Integration: This involves the coordinated orchestration of different components within the system, ensuring that data flows smoothly and that each part contributes to a cohesive whole. Effective integration is crucial for maximizing the capabilities of the individual models and fostering collaborative problem-solving.
Feedback: Continuous improvement is facilitated through ongoing human interaction and feedback loops. This collaboration ensures that the AI systems evolve based on real-world applications and experiences, allowing for refinement and enhancement over time. Feedback mechanisms can help identify areas for improvement and adapt to changing conditions or user needs.
Contextualization: It's critical to ground AI applications in real-world data and knowledge, which provides the necessary context for decision-making.

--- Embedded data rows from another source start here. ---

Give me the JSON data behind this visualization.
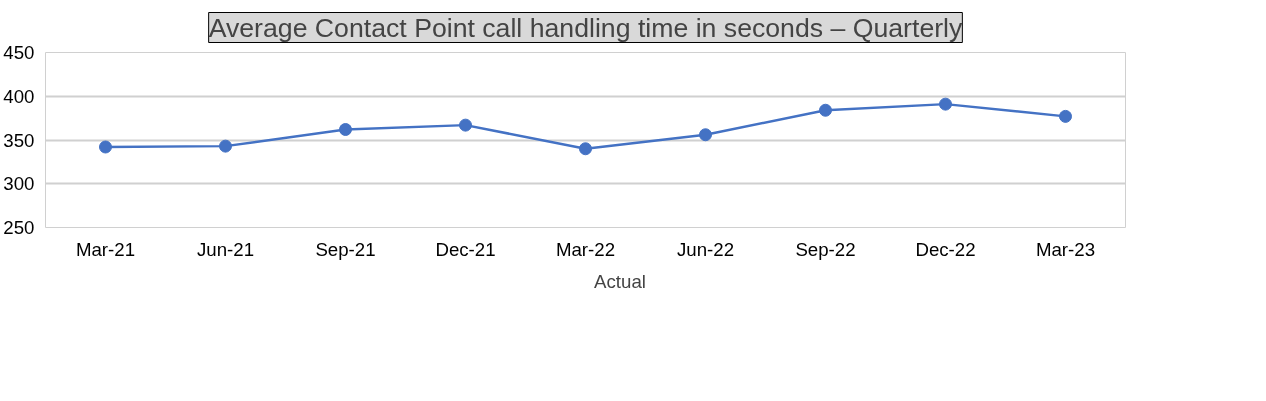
{
  "chart_data": {
    "type": "line",
    "title": "Average Contact Point call handling time in seconds – Quarterly",
    "categories": [
      "Mar-21",
      "Jun-21",
      "Sep-21",
      "Dec-21",
      "Mar-22",
      "Jun-22",
      "Sep-22",
      "Dec-22",
      "Mar-23"
    ],
    "series": [
      {
        "name": "Actual",
        "color": "#4472c4",
        "values": [
          342,
          343,
          362,
          367,
          340,
          356,
          384,
          391,
          377
        ]
      }
    ],
    "ylim": [
      250,
      450
    ],
    "yticks": [
      250,
      300,
      350,
      400,
      450
    ],
    "grid": "y",
    "legend": "bottom",
    "marker": "circle",
    "line_style": "solid"
  }
}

By contextualizing the outputs of AI systems, organizations can ensure that their responses are relevant and applicable, resulting in more meaningful interactions and outcomes.

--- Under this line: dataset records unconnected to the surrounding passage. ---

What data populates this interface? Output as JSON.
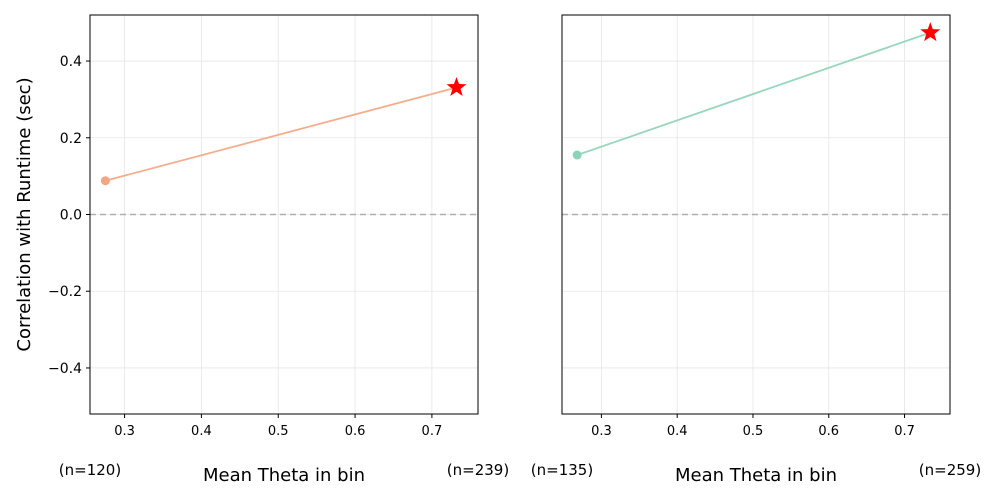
{
  "chart_data": [
    {
      "type": "line",
      "title": "",
      "xlabel": "Mean Theta in bin",
      "ylabel": "Correlation with Runtime (sec)",
      "xlim": [
        0.255,
        0.76
      ],
      "ylim": [
        -0.52,
        0.52
      ],
      "xticks": [
        0.3,
        0.4,
        0.5,
        0.6,
        0.7
      ],
      "xtick_labels": [
        "0.3",
        "0.4",
        "0.5",
        "0.6",
        "0.7"
      ],
      "yticks": [
        -0.4,
        -0.2,
        0.0,
        0.2,
        0.4
      ],
      "ytick_labels": [
        "−0.4",
        "−0.2",
        "0.0",
        "0.2",
        "0.4"
      ],
      "grid": true,
      "reference_line_y": 0.0,
      "color": "#f4a582",
      "highlight_color": "#ff0000",
      "series": [
        {
          "x": [
            0.275,
            0.732
          ],
          "y": [
            0.088,
            0.331
          ],
          "markers": [
            "circle",
            "star"
          ]
        }
      ],
      "bin_counts": [
        "(n=120)",
        "(n=239)"
      ]
    },
    {
      "type": "line",
      "title": "",
      "xlabel": "Mean Theta in bin",
      "ylabel": "",
      "xlim": [
        0.248,
        0.76
      ],
      "ylim": [
        -0.52,
        0.52
      ],
      "xticks": [
        0.3,
        0.4,
        0.5,
        0.6,
        0.7
      ],
      "xtick_labels": [
        "0.3",
        "0.4",
        "0.5",
        "0.6",
        "0.7"
      ],
      "yticks": [],
      "ytick_labels": [],
      "grid": true,
      "reference_line_y": 0.0,
      "color": "#8dd3b8",
      "highlight_color": "#ff0000",
      "series": [
        {
          "x": [
            0.268,
            0.734
          ],
          "y": [
            0.155,
            0.474
          ],
          "markers": [
            "circle",
            "star"
          ]
        }
      ],
      "bin_counts": [
        "(n=135)",
        "(n=259)"
      ]
    }
  ]
}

Ultimately, this framework shifts the focus from merely assessing "what the AI can do" to evaluating "what the AI system delivers." By prioritizing system performance over individual model performance, organizations can create more robust solutions that consistently meet business objectives and enhance overall operational effectiveness.

Conclusion: Augmentation, Not Replacement

We find ourselves at a crossroads similar to the one faced by machine learning a decade ago—a time when researchers focused on improving model performance. At the same time, practitioners quietly developed systems that addressed real-world problems.

The lesson remains relevant: progress does not come from simply increasing intelligence; it comes from designing systems that effectively integrate that intelligence.

Vertical agentic systems, which are grounded in context, powered by specialized models, and guided by human expertise, are not just the next step; they are essential for a sustainable and effective future in AI.

The objective is not to replace human skills but to augment them—creating systems that enhance human capabilities instead of diminishing them.

Ultimately, the most potent form of intelligence is not artificial; it is collaborative.